Problems with using books as a corpus

The books are

  • preface
  • Table of Contents
  • body (of letter)
  • index structure, but the language model of the table of contents and index is clearly unique If you simply split the data 80%-10%, the data for testing will be indexed in its entirety, and it will never work. For now, visually designate the beginning and end of the text. python
In [44]: re.findall("In the beginning", data)
Out[44]: ['In the Introduction'].

In [45]: re.findall("Looking forward to it." , data)
Out[45]: ['Looking forward to it.']

python

BEGIN_BODY = "In the Introduction"
END_BODY = "Looking forward to it."
assert len(re.findall(BEGIN_BODY, data)) == 1
assert len(re.findall(END_BODY, data)) == 1
data = data[data.index(BEGIN_BODY) : data.index(END_BODY) + len(END_BODY)] 
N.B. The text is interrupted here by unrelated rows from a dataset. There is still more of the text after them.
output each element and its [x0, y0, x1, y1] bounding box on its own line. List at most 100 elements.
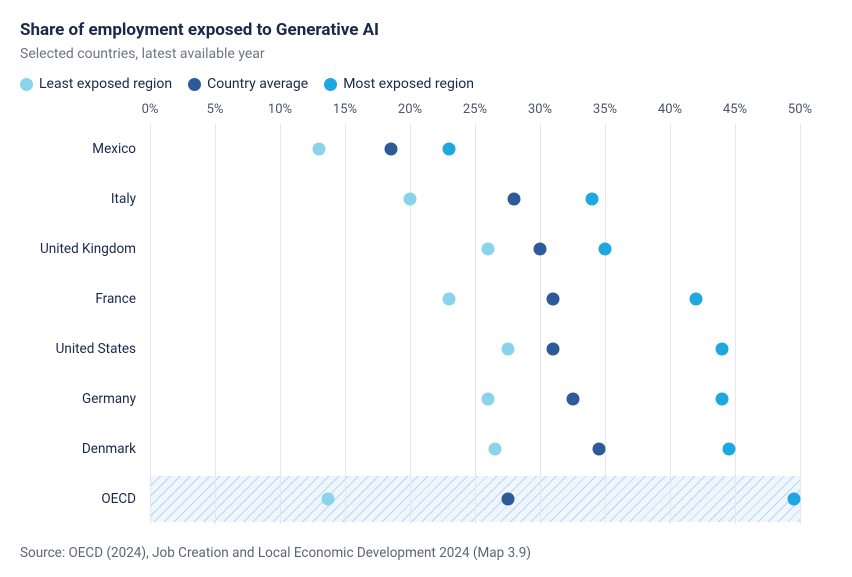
grid-line — [670, 474, 671, 524]
grid-line — [150, 274, 151, 324]
grid-line — [150, 224, 151, 274]
grid-line — [280, 374, 281, 424]
data-point — [547, 293, 560, 306]
grid-line — [215, 424, 216, 474]
data-point — [534, 243, 547, 256]
grid-line — [410, 474, 411, 524]
data-point — [443, 293, 456, 306]
data-point — [716, 343, 729, 356]
data-point — [482, 393, 495, 406]
x-tick-label: 5% — [207, 102, 224, 117]
grid-line — [800, 424, 801, 474]
grid-line — [475, 224, 476, 274]
data-row: France — [20, 274, 852, 324]
data-point — [501, 493, 514, 506]
grid-line — [150, 174, 151, 224]
y-label: Italy — [20, 191, 146, 207]
grid-line — [735, 174, 736, 224]
legend: Least exposed region Country average Most … — [20, 76, 852, 92]
x-tick-label: 0% — [142, 102, 159, 117]
chart-container: Share of employment exposed to Generativ… — [0, 0, 852, 577]
plot-area: 0%5%10%15%20%25%30%35%40%45%50% MexicoIt… — [20, 102, 852, 524]
grid-line — [670, 374, 671, 424]
y-label: Mexico — [20, 141, 146, 157]
grid-line — [605, 124, 606, 174]
legend-item: Least exposed region — [20, 76, 172, 92]
grid-line — [540, 374, 541, 424]
grid-line — [605, 274, 606, 324]
data-row: United Kingdom — [20, 224, 852, 274]
grid-line — [800, 224, 801, 274]
data-point — [404, 193, 417, 206]
grid-line — [410, 274, 411, 324]
y-label: France — [20, 291, 146, 307]
data-point — [599, 243, 612, 256]
data-point — [690, 293, 703, 306]
data-point — [722, 443, 735, 456]
grid-line — [345, 424, 346, 474]
grid-line — [280, 174, 281, 224]
grid-line — [735, 424, 736, 474]
grid-line — [280, 324, 281, 374]
data-point — [488, 443, 501, 456]
grid-line — [345, 324, 346, 374]
grid-line — [475, 274, 476, 324]
grid-line — [345, 224, 346, 274]
grid-line — [280, 274, 281, 324]
data-point — [313, 143, 326, 156]
grid-line — [735, 474, 736, 524]
x-tick-label: 30% — [528, 102, 552, 117]
legend-swatch — [20, 78, 33, 91]
x-tick-label: 25% — [463, 102, 487, 117]
grid-line — [410, 424, 411, 474]
data-row: United States — [20, 324, 852, 374]
grid-line — [215, 474, 216, 524]
legend-swatch — [324, 78, 337, 91]
row-plot — [150, 424, 800, 474]
grid-line — [345, 174, 346, 224]
row-plot — [150, 224, 800, 274]
grid-line — [540, 124, 541, 174]
chart-subtitle: Selected countries, latest available yea… — [20, 46, 852, 62]
x-tick-label: 20% — [398, 102, 422, 117]
rows-container: Mexico Italy United Kingdom France United St… — [20, 124, 852, 524]
grid-line — [410, 124, 411, 174]
data-row: OECD — [20, 474, 852, 524]
data-point — [322, 493, 335, 506]
x-tick-label: 10% — [268, 102, 292, 117]
legend-item: Country average — [188, 76, 308, 92]
row-plot — [150, 374, 800, 424]
grid-line — [215, 374, 216, 424]
grid-line — [540, 324, 541, 374]
y-label: United States — [20, 341, 146, 357]
grid-line — [670, 174, 671, 224]
data-point — [716, 393, 729, 406]
grid-line — [150, 324, 151, 374]
grid-line — [345, 124, 346, 174]
grid-line — [800, 174, 801, 224]
grid-line — [605, 474, 606, 524]
legend-label: Most exposed region — [343, 76, 474, 92]
data-point — [443, 143, 456, 156]
grid-line — [215, 324, 216, 374]
grid-line — [150, 374, 151, 424]
grid-line — [410, 374, 411, 424]
grid-line — [800, 374, 801, 424]
legend-item: Most exposed region — [324, 76, 474, 92]
legend-label: Country average — [207, 76, 308, 92]
grid-line — [605, 424, 606, 474]
grid-line — [280, 474, 281, 524]
grid-line — [800, 324, 801, 374]
row-plot — [150, 124, 800, 174]
x-tick-label: 35% — [593, 102, 617, 117]
x-tick-label: 15% — [333, 102, 357, 117]
grid-line — [800, 474, 801, 524]
data-row: Mexico — [20, 124, 852, 174]
data-point — [482, 243, 495, 256]
grid-line — [735, 224, 736, 274]
grid-line — [540, 474, 541, 524]
grid-line — [670, 274, 671, 324]
data-point — [501, 343, 514, 356]
grid-line — [735, 124, 736, 174]
grid-line — [800, 124, 801, 174]
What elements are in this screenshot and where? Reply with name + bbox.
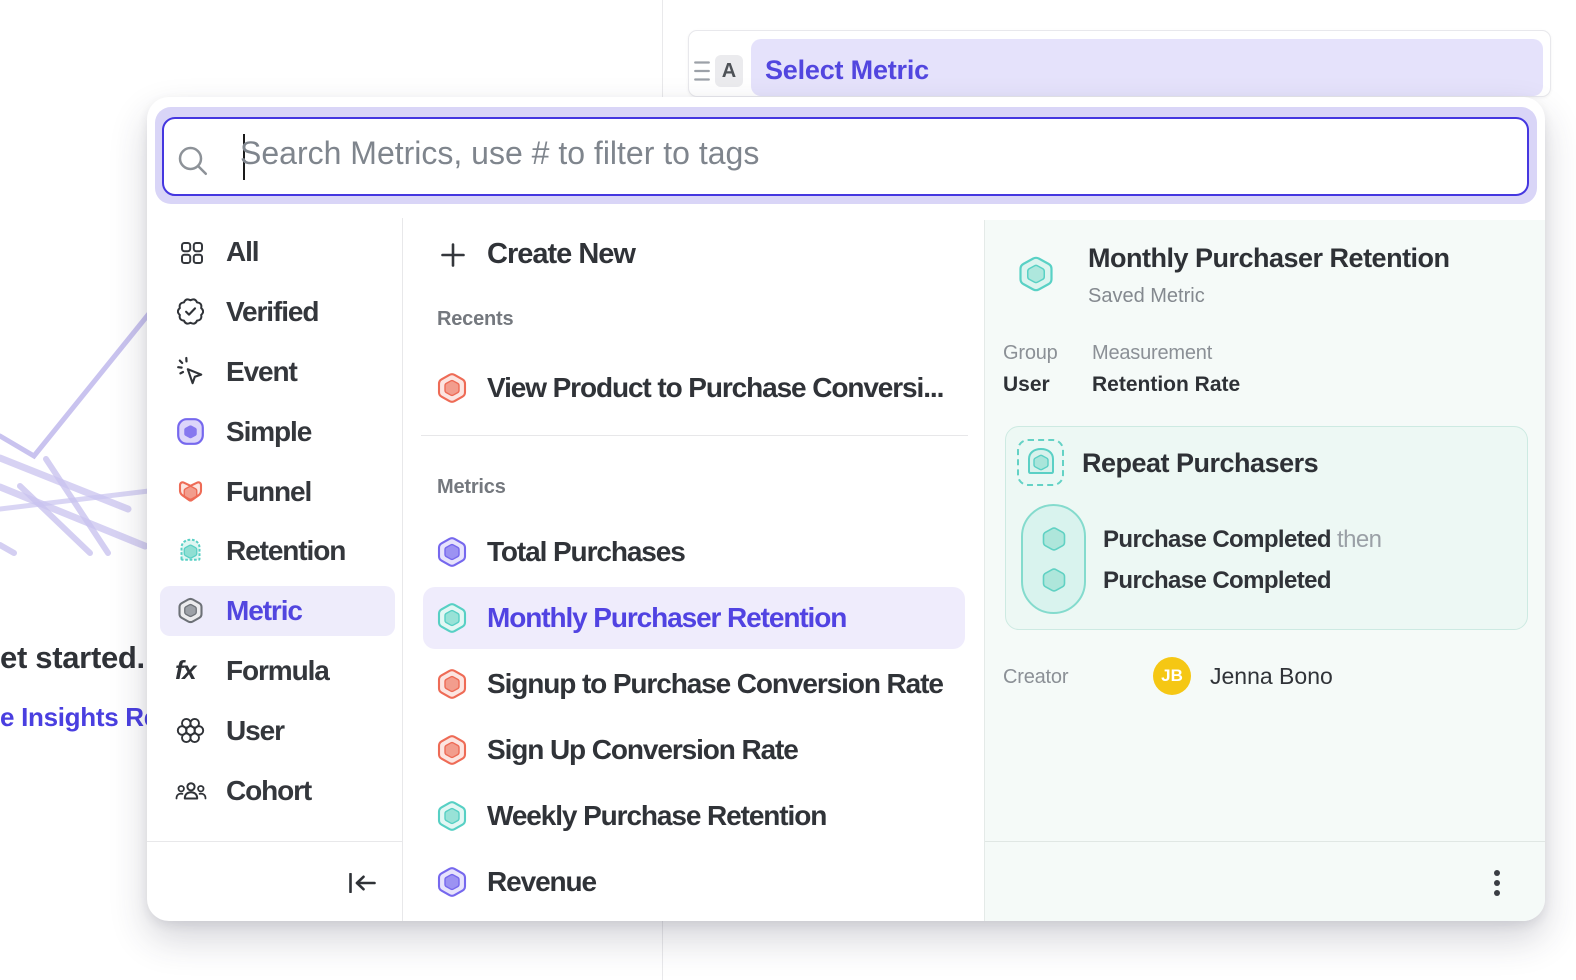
svg-text:fx: fx [175, 656, 198, 685]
However, since Chapter 1 and Chapter 7 deal with different topics, the words that appear in them are also different, so simply dividing the text into 80% and 10% after extracting the text is no good, right? I have a feeling that this is not a good idea. Maybe we should split it up into separate pages and then divide it up - I don’t know.

natural language processingbook corpus


This page is auto-translated from /nishio/書籍は目次と索引の言語モデルが特殊 using DeepL. If you looks something interesting but the auto-translated English is not good enough to understand it, feel free to let me know at @nishio_en. I’m very happy to spread my thought to non-Japanese readers.